As an example, on a web site that consistently receives 100 hits by the time of analysis, which is every twelve hours, and the log file is configured to split only once a month, after the first analysis of the live log file 100 page views will have been used. On the second analysis, 300 page views will have been used (the live log file now contains 200 hits and 100 page views have already been used). On the third analysis, 600 page views will have been used (the live log now contains 300 hits and 300 page views have already been used). On the fourth analysis, 1000 page views will have been used (the live log now contains 400 hits and 600 page views have already been used). On the fifth analysis, 1500 page views will have been used (the live log now contains 500 hits and 1000 page views have already been used).

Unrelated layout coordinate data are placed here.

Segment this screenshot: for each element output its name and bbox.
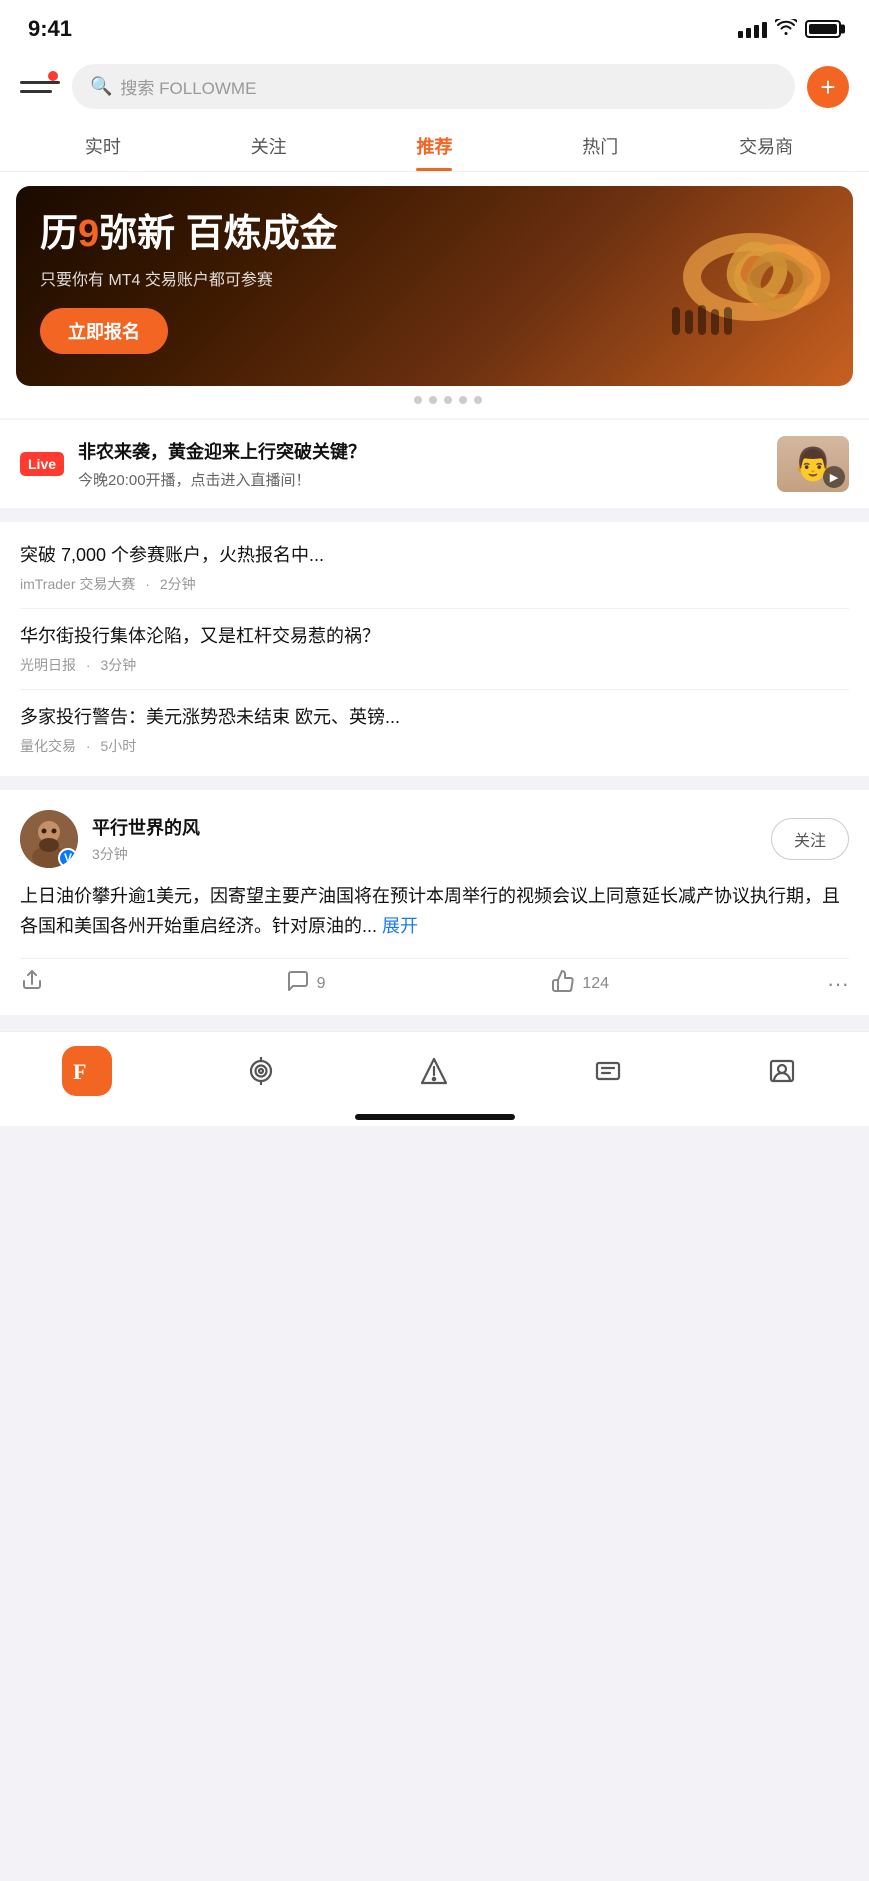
post-comment-action[interactable]: 9 bbox=[286, 969, 552, 999]
news-title-3: 多家投行警告：美元涨势恐未结束 欧元、英镑... bbox=[20, 704, 849, 730]
banner-container: 历9弥新 百炼成金 只要你有 MT4 交易账户都可参赛 立即报名 bbox=[0, 172, 869, 418]
post-time: 3分钟 bbox=[92, 844, 771, 864]
post-username: 平行世界的风 bbox=[92, 814, 771, 840]
news-item-1[interactable]: 突破 7,000 个参赛账户，火热报名中... imTrader 交易大赛 · … bbox=[20, 542, 849, 609]
tab-recommend[interactable]: 推荐 bbox=[352, 119, 518, 171]
status-time: 9:41 bbox=[28, 16, 72, 42]
search-icon: 🔍 bbox=[90, 76, 112, 97]
nav-trade[interactable] bbox=[348, 1046, 522, 1096]
tab-follow[interactable]: 关注 bbox=[186, 119, 352, 171]
follow-button[interactable]: 关注 bbox=[771, 818, 849, 860]
search-placeholder: 搜索 FOLLOWME bbox=[120, 74, 256, 99]
news-section: 突破 7,000 个参赛账户，火热报名中... imTrader 交易大赛 · … bbox=[0, 522, 869, 776]
home-icon: F bbox=[62, 1046, 112, 1096]
news-time-3: 5小时 bbox=[100, 738, 136, 754]
live-section[interactable]: Live 非农来袭，黄金迎来上行突破关键？ 今晚20:00开播，点击进入直播间！… bbox=[0, 420, 869, 508]
nav-messages[interactable] bbox=[521, 1046, 695, 1096]
tab-realtime[interactable]: 实时 bbox=[20, 119, 186, 171]
banner-dot-6 bbox=[474, 396, 482, 404]
live-thumbnail[interactable]: 👨 ▶ bbox=[777, 436, 849, 492]
post-share-action[interactable] bbox=[20, 969, 286, 999]
news-meta-2: 光明日报 · 3分钟 bbox=[20, 655, 849, 675]
play-button[interactable]: ▶ bbox=[823, 466, 845, 488]
header: 🔍 搜索 FOLLOWME + bbox=[0, 54, 869, 119]
status-bar: 9:41 bbox=[0, 0, 869, 54]
messages-icon bbox=[583, 1046, 633, 1096]
comment-count: 9 bbox=[317, 975, 326, 993]
tab-broker[interactable]: 交易商 bbox=[683, 119, 849, 171]
live-subtitle: 今晚20:00开播，点击进入直播间！ bbox=[78, 469, 763, 490]
banner-dot-3 bbox=[429, 396, 437, 404]
post-header: V 平行世界的风 3分钟 关注 bbox=[20, 810, 849, 868]
nav-profile[interactable] bbox=[695, 1046, 869, 1096]
signal-icon bbox=[738, 20, 767, 38]
search-bar[interactable]: 🔍 搜索 FOLLOWME bbox=[72, 64, 795, 109]
wifi-icon bbox=[775, 19, 797, 40]
post-user-info: 平行世界的风 3分钟 bbox=[92, 814, 771, 864]
news-time-1: 2分钟 bbox=[160, 576, 196, 592]
banner-dot-2 bbox=[414, 396, 422, 404]
banner[interactable]: 历9弥新 百炼成金 只要你有 MT4 交易账户都可参赛 立即报名 bbox=[16, 186, 853, 386]
battery-icon bbox=[805, 20, 841, 38]
like-icon bbox=[551, 969, 575, 999]
news-meta-3: 量化交易 · 5小时 bbox=[20, 736, 849, 756]
post-expand-button[interactable]: 展开 bbox=[382, 916, 418, 936]
status-icons bbox=[738, 19, 841, 40]
live-text: 非农来袭，黄金迎来上行突破关键？ 今晚20:00开播，点击进入直播间！ bbox=[78, 438, 763, 490]
news-item-3[interactable]: 多家投行警告：美元涨势恐未结束 欧元、英镑... 量化交易 · 5小时 bbox=[20, 690, 849, 756]
post-section: V 平行世界的风 3分钟 关注 上日油价攀升逾1美元，因寄望主要产油国将在预计本… bbox=[0, 790, 869, 1014]
news-title-1: 突破 7,000 个参赛账户，火热报名中... bbox=[20, 542, 849, 568]
verified-badge: V bbox=[58, 848, 78, 868]
banner-dots bbox=[16, 386, 853, 408]
post-content: 上日油价攀升逾1美元，因寄望主要产油国将在预计本周举行的视频会议上同意延长减产协… bbox=[20, 882, 849, 941]
news-title-2: 华尔街投行集体沦陷，又是杠杆交易惹的祸？ bbox=[20, 623, 849, 649]
news-source-3: 量化交易 bbox=[20, 738, 76, 754]
banner-dot-4 bbox=[444, 396, 452, 404]
nav-home[interactable]: F bbox=[0, 1046, 174, 1096]
news-item-2[interactable]: 华尔街投行集体沦陷，又是杠杆交易惹的祸？ 光明日报 · 3分钟 bbox=[20, 609, 849, 690]
more-options-button[interactable]: ··· bbox=[817, 971, 849, 997]
like-count: 124 bbox=[582, 975, 609, 993]
post-like-action[interactable]: 124 bbox=[551, 969, 817, 999]
news-source-2: 光明日报 bbox=[20, 657, 76, 673]
home-indicator bbox=[0, 1104, 869, 1126]
trade-icon bbox=[409, 1046, 459, 1096]
notification-dot bbox=[48, 71, 58, 81]
news-time-2: 3分钟 bbox=[100, 657, 136, 673]
bottom-nav: F bbox=[0, 1031, 869, 1104]
nav-tabs: 实时 关注 推荐 热门 交易商 bbox=[0, 119, 869, 172]
home-bar bbox=[355, 1114, 515, 1120]
profile-icon bbox=[757, 1046, 807, 1096]
banner-decoration bbox=[667, 202, 837, 357]
news-meta-1: imTrader 交易大赛 · 2分钟 bbox=[20, 574, 849, 594]
svg-text:F: F bbox=[73, 1059, 86, 1084]
nav-signal[interactable] bbox=[174, 1046, 348, 1096]
live-badge: Live bbox=[20, 452, 64, 476]
share-icon bbox=[20, 969, 44, 999]
banner-register-button[interactable]: 立即报名 bbox=[40, 308, 168, 354]
menu-button[interactable] bbox=[20, 71, 60, 103]
signal-nav-icon bbox=[236, 1046, 286, 1096]
banner-dot-1 bbox=[387, 396, 407, 404]
comment-icon bbox=[286, 969, 310, 999]
live-title: 非农来袭，黄金迎来上行突破关键？ bbox=[78, 438, 763, 464]
news-source-1: imTrader 交易大赛 bbox=[20, 576, 135, 592]
banner-dot-5 bbox=[459, 396, 467, 404]
post-actions: 9 124 ··· bbox=[20, 958, 849, 999]
tab-hot[interactable]: 热门 bbox=[517, 119, 683, 171]
add-button[interactable]: + bbox=[807, 66, 849, 108]
avatar[interactable]: V bbox=[20, 810, 78, 868]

The above example shows the results of only three days, but a configuration like this run for longer periods of time can exhaust page views quickly, even for low-traffic sites. Even on web servers where the logs are rotated daily, assuming the default scheduled analysis runs every twelve hours, the extra analysis can waste page views and render report data inaccurate.

Resolution

This issue can be avoided by preventing Webtrends from analyzing dynamic log files. If log files must be scrubbed or modified, do so – and finalize all changes – prior to analysis. Where data sources are concerned, ideally, splitlogs will be moved to a location other than where the live log file is located. In the case that the location cannot be changed, configure splitlogs to be saved with a different naming convention than that used by the live log file, then specify a expression with a wildcard in the data source that will omit the live log file from analysis.